Federal Emergency Management Agency Director R. David Paulison said he was rushing tens of thousands more pre-made meals and bottles of water to Miami and Jacksonville in advance of Ernesto's arrival. That was in addition to hundreds of federal truckloads of supplies, ice, tarps and plastic sheeting already in the state.

But Paulison said Florida officials haven't yet asked for federal help.

"They haven't seen anything that would exceed the capacity of the state right now," Paulison told The Associated Press. "We're still moving stuff down in case it gets to be a huge hurricane. But we're just there to help them."

Search-and-rescue teams were sent to Jacksonville as medical personnel set up in a temporary recovery center in Orlando while FEMA waited for Ernesto to pick a path before opening a full-fledged command center to monitor the storm's destruction. Paulison said 11 additional medical teams were scattered outside the state's potential strike zone, "just kind of waiting to see what happens."

President Bush was briefed Monday morning by Paulison and Homeland Security Secretary Michael Chertoff. Additionally, Chertoff will meet with Florida Gov. Jeb Bush on Tuesday in Tallahassee about storm preparations.
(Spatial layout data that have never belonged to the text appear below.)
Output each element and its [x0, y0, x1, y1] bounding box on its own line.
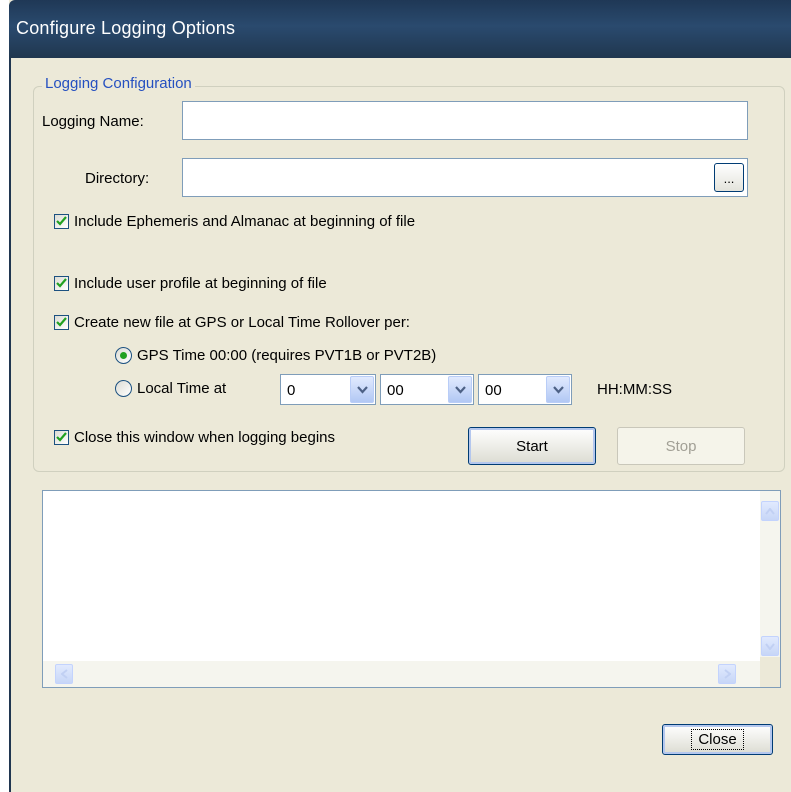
close-button[interactable]: Close: [662, 724, 773, 755]
seconds-value: 00: [485, 382, 502, 399]
rollover-checkbox[interactable]: Create new file at GPS or Local Time Rol…: [54, 314, 410, 331]
local-time-radio[interactable]: Local Time at: [115, 380, 226, 397]
logging-name-input[interactable]: [182, 101, 748, 140]
scrollbar-corner: [760, 657, 780, 687]
scroll-up-icon[interactable]: [761, 501, 779, 521]
seconds-select[interactable]: 00: [478, 374, 572, 405]
scroll-right-icon[interactable]: [718, 664, 736, 684]
log-output-area[interactable]: [42, 490, 781, 688]
hours-value: 0: [287, 382, 296, 399]
title-bar[interactable]: Configure Logging Options: [9, 0, 791, 58]
user-profile-checkbox[interactable]: Include user profile at beginning of fil…: [54, 275, 327, 292]
close-button-label: Close: [691, 729, 744, 750]
checkbox-checked-icon: [54, 430, 69, 445]
rollover-label: Create new file at GPS or Local Time Rol…: [74, 314, 410, 331]
scroll-down-icon[interactable]: [761, 636, 779, 656]
chevron-down-icon[interactable]: [350, 376, 374, 403]
minutes-select[interactable]: 00: [380, 374, 474, 405]
checkbox-checked-icon: [54, 214, 69, 229]
horizontal-scrollbar[interactable]: [43, 661, 760, 687]
radio-selected-icon: [115, 347, 132, 364]
close-window-checkbox[interactable]: Close this window when logging begins: [54, 429, 335, 446]
close-window-label: Close this window when logging begins: [74, 429, 335, 446]
scroll-left-icon[interactable]: [55, 664, 73, 684]
browse-button[interactable]: ...: [714, 163, 744, 192]
ephemeris-label: Include Ephemeris and Almanac at beginni…: [74, 213, 416, 230]
directory-input[interactable]: [182, 158, 748, 197]
gps-time-label: GPS Time 00:00 (requires PVT1B or PVT2B): [137, 347, 437, 364]
stop-button[interactable]: Stop: [617, 427, 745, 465]
start-button[interactable]: Start: [468, 427, 596, 465]
radio-unselected-icon: [115, 380, 132, 397]
directory-label: Directory:: [85, 170, 150, 187]
gps-time-radio[interactable]: GPS Time 00:00 (requires PVT1B or PVT2B): [115, 347, 436, 364]
chevron-down-icon[interactable]: [546, 376, 570, 403]
hours-select[interactable]: 0: [280, 374, 376, 405]
ephemeris-checkbox[interactable]: Include Ephemeris and Almanac at beginni…: [54, 213, 415, 230]
checkbox-checked-icon: [54, 276, 69, 291]
time-format-label: HH:MM:SS: [597, 381, 672, 398]
minutes-value: 00: [387, 382, 404, 399]
window-frame: [9, 58, 11, 792]
local-time-label: Local Time at: [137, 380, 227, 397]
vertical-scrollbar[interactable]: [760, 491, 780, 657]
dialog-window: Configure Logging Options Logging Config…: [9, 0, 791, 792]
checkbox-checked-icon: [54, 315, 69, 330]
logging-name-label: Logging Name:: [42, 113, 144, 130]
chevron-down-icon[interactable]: [448, 376, 472, 403]
user-profile-label: Include user profile at beginning of fil…: [74, 275, 327, 292]
group-legend: Logging Configuration: [42, 75, 195, 92]
window-title: Configure Logging Options: [16, 18, 236, 38]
The Navy said so far there are no plans to move any of its ships from the Gulf of Mexico or any aircraft from Florida military bases. But Pentagon spokesman Bryan Whitman said a defense coordinating team was sent to the state emergency operations center in Tallahassee, and other regional liaisons have gone to a center in Atlanta.
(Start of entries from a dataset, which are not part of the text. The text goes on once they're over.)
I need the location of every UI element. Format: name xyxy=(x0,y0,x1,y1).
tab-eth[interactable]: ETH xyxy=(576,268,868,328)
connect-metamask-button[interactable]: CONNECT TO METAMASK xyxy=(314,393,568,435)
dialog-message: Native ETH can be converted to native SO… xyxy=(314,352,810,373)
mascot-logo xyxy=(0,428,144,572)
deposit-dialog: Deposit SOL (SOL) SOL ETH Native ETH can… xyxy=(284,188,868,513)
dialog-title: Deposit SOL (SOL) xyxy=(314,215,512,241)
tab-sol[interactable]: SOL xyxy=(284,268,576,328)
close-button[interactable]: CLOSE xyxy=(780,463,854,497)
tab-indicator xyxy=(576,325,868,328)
Whitman said U.S. Northern Command also has been preparing for the hurricane season and is keeping a close watch on the storms.

The storm prep came as Homeland Security's internal watchdog noted that funding for FEMA's urban search-and-rescue teams has dipped in the last two years, stretching thin the staffing and training levels for most major disasters.

While the teams improved in preparing for catastrophes involving weapons of mass destruction, the urban search and rescue system "has not collectively attained the level of response capability envisioned in the strategic plans," the report by Inspector General Richard L. Skinner found.

Six of seven search-and-rescue task forces surveyed failed more than half of the standards for operational readiness, the report found. Many staffers "had not received all the training required by FEMA," and some teams were not keeping track of supply inventories, it concluded.

Funding for search-and-rescue teams began surging annually after the Sept. 11, 2001, terror attacks, peaking at $65 million in 2004. But it dropped the next year to $30 million, the report found.

Paulison, the FEMA director, said Monday he had not yet looked at the report. But while ramping up for Ernesto, "we have deployed quite a few teams already, and they seem to be in good shape," he said. "I haven't heard any complaints personally."